Les quelques milliers de bombes nucléaires de l'après-guerre que
l'empire des Atlantes a entreposées et disséminées dans toute
l'Europe depuis 1949 seront rassemblées et soigneusement
entretenues sur la base démesurée de la 173e Brigade aéroportée,
appelée Army Africa. Depuis la base logistique non moins
titanesque de Camp Darby jusqu'à celle de Sigonella - il s'agit
des deux centres d'approvisionnement les plus gigantesques de la
flotte de guerre des Etats-Unis - on verra rayonner les feux et
les signaux des trois principales stations de télécommunication
spatiales de l'empire. Quant à la base de Niscemi, elle
permettra de mettre en activité les systèmes les plus récents de
télécommunication par satellites entre les mille deux cents
bases militaires, qui concrétisent l' espace planétaire des
forces navales du vainqueur de 1944.
De l'Afghanistan à la Géorgie, de l'Irak au Liberia, du Congo à
Haïti, l'Italie engagera ses guerriers dans les vingt-sept
opérations qu'on montera sur la scène internationale afin de
tester sur le terrain les nouveaux systèmes d'armement, dont le
redoutable chasseur F35, spécialement conçu pour porter les
forces américaines hors de leur zone d'intervention autorisée
par les statuts de l'OTAN. L'argent public, donc l'impôt dont la
péninsule acquittera le tribut contribuera pour vingt cinq
milliards d'euros annuels à la domestication de feu le peuple
des Quirites. Mais pourquoi armer les citoyens romains jusqu'aux
dents contre un adversaire non seulement inexistant, mais
construit sur le modèle d'une fantasmagorie de type manichéen,
et tout cela sans que le règne d'un César de cette démiurgie à
la fois mondiale et imaginaire ait produit un seul
simianthropologue averti, tellement l'inconscient théologique de
la capitale du christianisme demeure impénétrable à la postérité
intellectuelle et politique des Tacite et des Suétone? Voilà ce
qui désarme la raison historique traditionnelle, voilà ce qui
exige de Clio une révolution du regard de l'humanisme de demain
sur notre espèce, voilà ce qui ridiculise d'avance le globe
oculaire de la France scolaire qu'illustrera la Maison de
l'histoire de la nation.
4 -
Caligula et le cheval Incitatus
Puisque l'expansion, aussi spectaculaire qu'invisible à tous les
regards de l'empire militaire et théologique américain décidée à
Lisbonne n'a attiré l'attention de personne au sein de la classe
dirigeante mondiale, ni en Italie, ni dans le reste de l'Europe,
la science du passé ne saurait demeurer réflexive, donc
explicative si elle renonçait tout soudainement à se poser la
question centrale de la méthode introspective qu'appelle la
postérité philosophique du XVIIIe siècle français. Pourquoi le
régime démocratique, qui, à l'instar de toutes les autres formes
de gouvernement, se fonde sur le principe élémentaire de la
sauvegarde de la souveraineté des peuples et des nations,
pourquoi la forme républicaine des Etats, dis-je, se
révèle-t-elle plus incapable que la monarchie ou le despotisme
de préserver les patries de leur vassalisation sous le sceptre
d'un empire étranger? La science contemporaine de la mémoire
va-t-elle tenter de se mettre à l'école d'une pesée
anthropologique de l'encéphale onirique du genre humain afin de
tenter de comprendre ce qu'elle se raconte dans l'inconscient?

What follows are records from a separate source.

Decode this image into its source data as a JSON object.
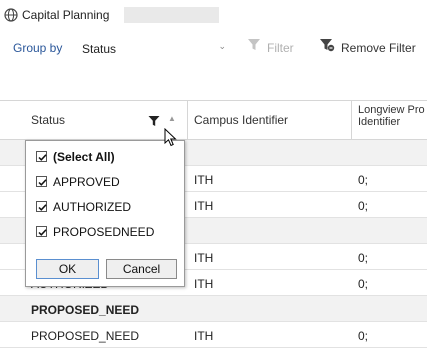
{
  "app": {
    "title": "Capital Planning",
    "icon": "globe-icon"
  },
  "toolbar": {
    "group_by_label": "Group by",
    "group_by_value": "Status",
    "filter_label": "Filter",
    "remove_filter_label": "Remove Filter"
  },
  "grid": {
    "headers": [
      "Status",
      "Campus Identifier",
      "Longview Pro Identifier"
    ],
    "header_long_line1": "Longview Pro",
    "header_long_line2": "Identifier",
    "rows": [
      {
        "type": "group",
        "c1": "",
        "c2": "",
        "c3": ""
      },
      {
        "type": "data",
        "c1": "",
        "c2": "ITH",
        "c3": "0;"
      },
      {
        "type": "data",
        "c1": "",
        "c2": "ITH",
        "c3": "0;"
      },
      {
        "type": "group",
        "c1": "",
        "c2": "",
        "c3": ""
      },
      {
        "type": "data",
        "c1": "",
        "c2": "ITH",
        "c3": "0;"
      },
      {
        "type": "data",
        "c1": "AUTHORIZED",
        "c2": "ITH",
        "c3": "0;"
      },
      {
        "type": "group",
        "c1": "PROPOSED_NEED",
        "c2": "",
        "c3": ""
      },
      {
        "type": "data",
        "c1": "PROPOSED_NEED",
        "c2": "ITH",
        "c3": "0;"
      }
    ]
  },
  "filter_popup": {
    "items": [
      {
        "label": "(Select All)",
        "checked": true
      },
      {
        "label": "APPROVED",
        "checked": true
      },
      {
        "label": "AUTHORIZED",
        "checked": true
      },
      {
        "label": "PROPOSEDNEED",
        "checked": true
      }
    ],
    "ok_label": "OK",
    "cancel_label": "Cancel"
  },
  "colors": {
    "accent": "#2b579a",
    "disabled": "#b0b0b0",
    "group_row": "#f2f2f2"
  }
}
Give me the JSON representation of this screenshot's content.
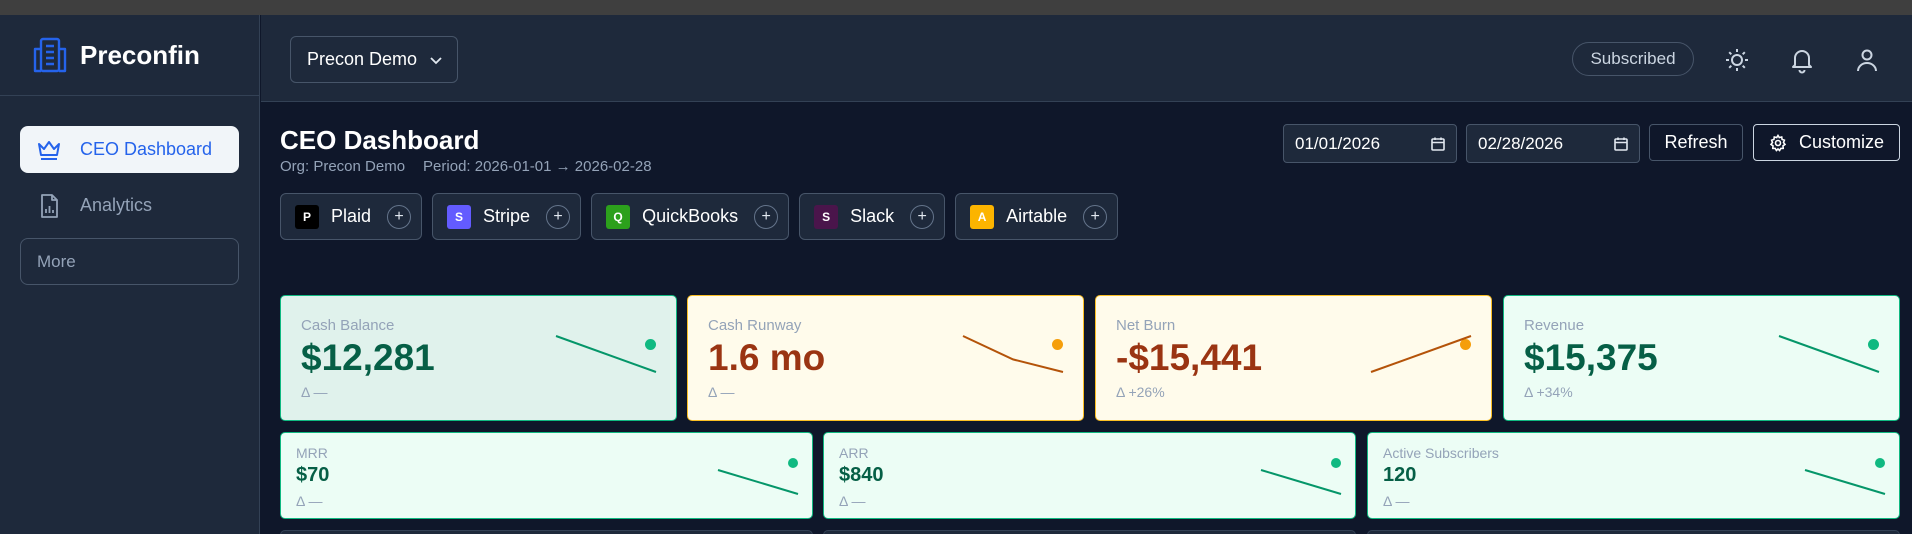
{
  "app": {
    "name": "Preconfin"
  },
  "sidebar": {
    "items": [
      {
        "label": "CEO Dashboard",
        "icon": "crown-icon",
        "active": true
      },
      {
        "label": "Analytics",
        "icon": "report-icon",
        "active": false
      }
    ],
    "more_label": "More"
  },
  "header": {
    "org_selector": "Precon Demo",
    "subscription_badge": "Subscribed",
    "icons": [
      "sun-icon",
      "bell-icon",
      "user-icon"
    ]
  },
  "page": {
    "title": "CEO Dashboard",
    "org_line": "Org: Precon Demo",
    "period_line": "Period: 2026-01-01 → 2026-02-28",
    "start_date": "01/01/2026",
    "end_date": "02/28/2026",
    "refresh_label": "Refresh",
    "customize_label": "Customize"
  },
  "integrations": [
    {
      "name": "Plaid",
      "letter": "P",
      "color": "#000000"
    },
    {
      "name": "Stripe",
      "letter": "S",
      "color": "#635bff"
    },
    {
      "name": "QuickBooks",
      "letter": "Q",
      "color": "#2ca01c"
    },
    {
      "name": "Slack",
      "letter": "S",
      "color": "#4a154b"
    },
    {
      "name": "Airtable",
      "letter": "A",
      "color": "#fcb400"
    }
  ],
  "kpis": [
    {
      "label": "Cash Balance",
      "value": "$12,281",
      "delta": "Δ —",
      "status": "good",
      "trend": [
        1,
        0
      ]
    },
    {
      "label": "Cash Runway",
      "value": "1.6 mo",
      "delta": "Δ —",
      "status": "warn",
      "trend": [
        1,
        0.35,
        0
      ]
    },
    {
      "label": "Net Burn",
      "value": "-$15,441",
      "delta": "Δ +26%",
      "status": "warn",
      "trend": [
        0,
        1
      ]
    },
    {
      "label": "Revenue",
      "value": "$15,375",
      "delta": "Δ +34%",
      "status": "good",
      "trend": [
        1,
        0
      ]
    }
  ],
  "kpis_secondary": [
    {
      "label": "MRR",
      "value": "$70",
      "delta": "Δ —",
      "status": "good",
      "trend": [
        1,
        0
      ]
    },
    {
      "label": "ARR",
      "value": "$840",
      "delta": "Δ —",
      "status": "good",
      "trend": [
        1,
        0
      ]
    },
    {
      "label": "Active Subscribers",
      "value": "120",
      "delta": "Δ —",
      "status": "good",
      "trend": [
        1,
        0
      ]
    }
  ],
  "colors": {
    "accent": "#2563eb",
    "good": "#10b981",
    "warn": "#f59e0b"
  }
}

Car enfin, si les vrais documents historiques sont devenus
cérébraux et s'il faut des accoucheurs nouveaux de la lucidité
politique pour ouvrir les yeux des derniers singes parlants,
voilà une question anthropologique que le musée des colifichets
exposés à la "Maison de l'histoire de la France" devra
apprendre à expliciter. Comment exposer des évènements
psychiques sous vitrine, comment faire débarquer dans l'histoire
visible une science des aveuglements de la servitude?
Pour cela, il
faudra se décider à placer le récit censé explicatif d'autrefois
sous les feux d'une intelligence historique éclairée par la
connaissance du passé zoologique de notre espèce. Mais toute
narration ne demeurera-t-elle pas désespérément locale par
nature et par définition? Comment donner au récit un statut
cérébral et trans-territorial?
5 -
L'Europe aux yeux crevés
Si des
fourmilières apprenaient soudainement qu'elles se trouvent
malencontreusement placées sur un chantier d'immeubles en
construction et qu'elles vont fatalement se trouver broyées par
de gigantesques pelleteuses, elles ne seraient pas en mesure,
pour autant, de lever le siège et de fuir en toute hâte un
ennemi invisible à leurs yeux.
En est-il de même
des démocraties aux yeux crevés, en est-il de même d'une Europe
assiégée par un maître dont l'anneau de Gigès est puissamment
vassalisateur, parce que messianisé à l'école du mythe de la
Liberté? Dans ce cas, la prétendue souveraineté des peuples
démocratiques et la faillibilité avérée du suffrage universel
qui soutient leurs idoles du langage comme la corde soutient le
pendu ne seraient que des fantasmes sur lesquels trônerait un
monarque sans regard; et la classe des élus du peuple ne
servirait que de tentacules et de myriapodes aux nations
bêtement asservies par leur classe dirigeante domestiquée. Voyez
la pieuvre des notables assis à la table de l'étranger : ils
illustrent l'animalité politique naturelle et inévitable d'une
population au cerveau vide. Mais imagine-t-on un historien de
l'amorphe dont le regard porterait de haut et de loin sur les
démocraties privées d'yeux et d'oreilles, imagine-t-on un Tacite
de la fatalité qui placerait l'inertie des élites européennes
sous la livrée des serviteurs d'un empereur d'au-delà des mers?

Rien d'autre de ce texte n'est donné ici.